Mr. Speaker, before I begin, I was to attend a toast to the late Jim Flaherty from my riding of Whitby this evening in support of the Abilities Centre, a project that he and his wife Christine worked hard to ensure came to fruition, so I want at this point to raise a toast from this venue to the late Jim Flaherty in honour of his work on the Abilities Centre.
To answer my hon. colleague's question, we believe that every girl and boy should be able to go to school and complete primary and secondary education, regardless of their circumstances or refugee status. This is in line with Canada's commitment to the 2030 Agenda for Sustainable Development adopted by the United Nations in 2015.
We also believe that gender equality, the empowerment of women and girls, and the promotion of human rights are key Canadian values. Canada integrates attention to gender equality into all issues of development programming and reduces barriers to girls' education. We are providing community-based education, training teachers to address gender discrimination, and preventing gender-based violence in schools.
Canada is also working to end child, early, and forced marriage and to meet girls' water, sanitation, and hygiene needs by providing $75 million to UNICEF for the WinS for Girls initiative. These initiatives emphasize our holistic approach to education, because girls cannot study or do well in school if these issues are not addressed.
Canada also supports increased access to education for girls, including in Kenya and Pakistan, as well as for Syrian refugee girls in Lebanon and Jordan. Canada is supporting a multi-donor initiative to meet the Government of Jordan's commitment to ensure that girls and boys, including refugees, have access to public school.
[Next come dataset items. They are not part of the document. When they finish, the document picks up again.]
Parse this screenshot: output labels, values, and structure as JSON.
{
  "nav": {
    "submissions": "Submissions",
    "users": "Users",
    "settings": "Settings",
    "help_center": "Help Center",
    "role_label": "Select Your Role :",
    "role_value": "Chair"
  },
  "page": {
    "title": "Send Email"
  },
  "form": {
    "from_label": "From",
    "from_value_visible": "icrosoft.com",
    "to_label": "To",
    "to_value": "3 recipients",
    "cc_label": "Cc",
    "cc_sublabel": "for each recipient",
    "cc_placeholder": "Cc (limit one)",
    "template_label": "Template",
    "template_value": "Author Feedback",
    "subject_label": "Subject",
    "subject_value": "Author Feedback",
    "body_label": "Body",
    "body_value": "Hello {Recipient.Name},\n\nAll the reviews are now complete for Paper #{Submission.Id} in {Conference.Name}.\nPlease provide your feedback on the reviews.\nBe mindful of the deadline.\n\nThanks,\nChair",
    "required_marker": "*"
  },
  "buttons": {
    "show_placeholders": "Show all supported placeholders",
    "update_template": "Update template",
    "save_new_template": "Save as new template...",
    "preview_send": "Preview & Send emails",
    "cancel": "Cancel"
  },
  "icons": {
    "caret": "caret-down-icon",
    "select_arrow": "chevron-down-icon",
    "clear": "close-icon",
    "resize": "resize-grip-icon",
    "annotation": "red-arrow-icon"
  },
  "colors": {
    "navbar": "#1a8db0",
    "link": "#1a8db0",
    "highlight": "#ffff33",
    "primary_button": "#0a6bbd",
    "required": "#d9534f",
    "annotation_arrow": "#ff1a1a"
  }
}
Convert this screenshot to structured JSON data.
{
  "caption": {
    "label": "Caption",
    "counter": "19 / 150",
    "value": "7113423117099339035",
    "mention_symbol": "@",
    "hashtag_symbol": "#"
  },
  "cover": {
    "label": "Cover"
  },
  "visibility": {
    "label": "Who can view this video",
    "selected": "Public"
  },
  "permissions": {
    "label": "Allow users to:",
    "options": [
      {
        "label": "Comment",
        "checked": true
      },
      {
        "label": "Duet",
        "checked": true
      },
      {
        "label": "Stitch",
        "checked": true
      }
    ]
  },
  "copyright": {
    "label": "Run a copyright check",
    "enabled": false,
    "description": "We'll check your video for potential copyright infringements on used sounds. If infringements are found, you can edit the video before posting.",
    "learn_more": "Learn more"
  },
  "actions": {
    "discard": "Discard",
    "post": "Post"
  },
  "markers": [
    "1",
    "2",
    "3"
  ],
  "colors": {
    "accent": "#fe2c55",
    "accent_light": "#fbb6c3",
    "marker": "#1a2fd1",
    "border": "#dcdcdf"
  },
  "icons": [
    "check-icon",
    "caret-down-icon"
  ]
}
In addition to supporting girls' education, Canada is concerned about the gaps in education for crisis-affected children and refugees. We are providing $20 million to the Education Cannot Wait Fund for emergency education. Under the new Middle East strategy for 2016-2019, our government has so far committed $180 million to education initiatives for children affected by the Syria and Iraq crises.
In addition, Canada is providing $120 million to the Global Partnership for Education to strengthen education systems in 65 developing countries, actively participating in its board and committees, and supporting its work at the country level.
With respect to our work to address the education funding gap in developing countries, Canada was engaging with our G7 partners on the G7's Taormina progress report, which will demonstrate Canada's meaningful progress on education. This includes progress in areas where education outcomes have a direct impact on gender equality, health, inclusive growth, and peace and security. While it is too early to specify what themes Canada will prioritize next year during its G7 presidency, we certainly will build on efforts to strengthen gender equality and women's empowerment, which cannot be achieved without education.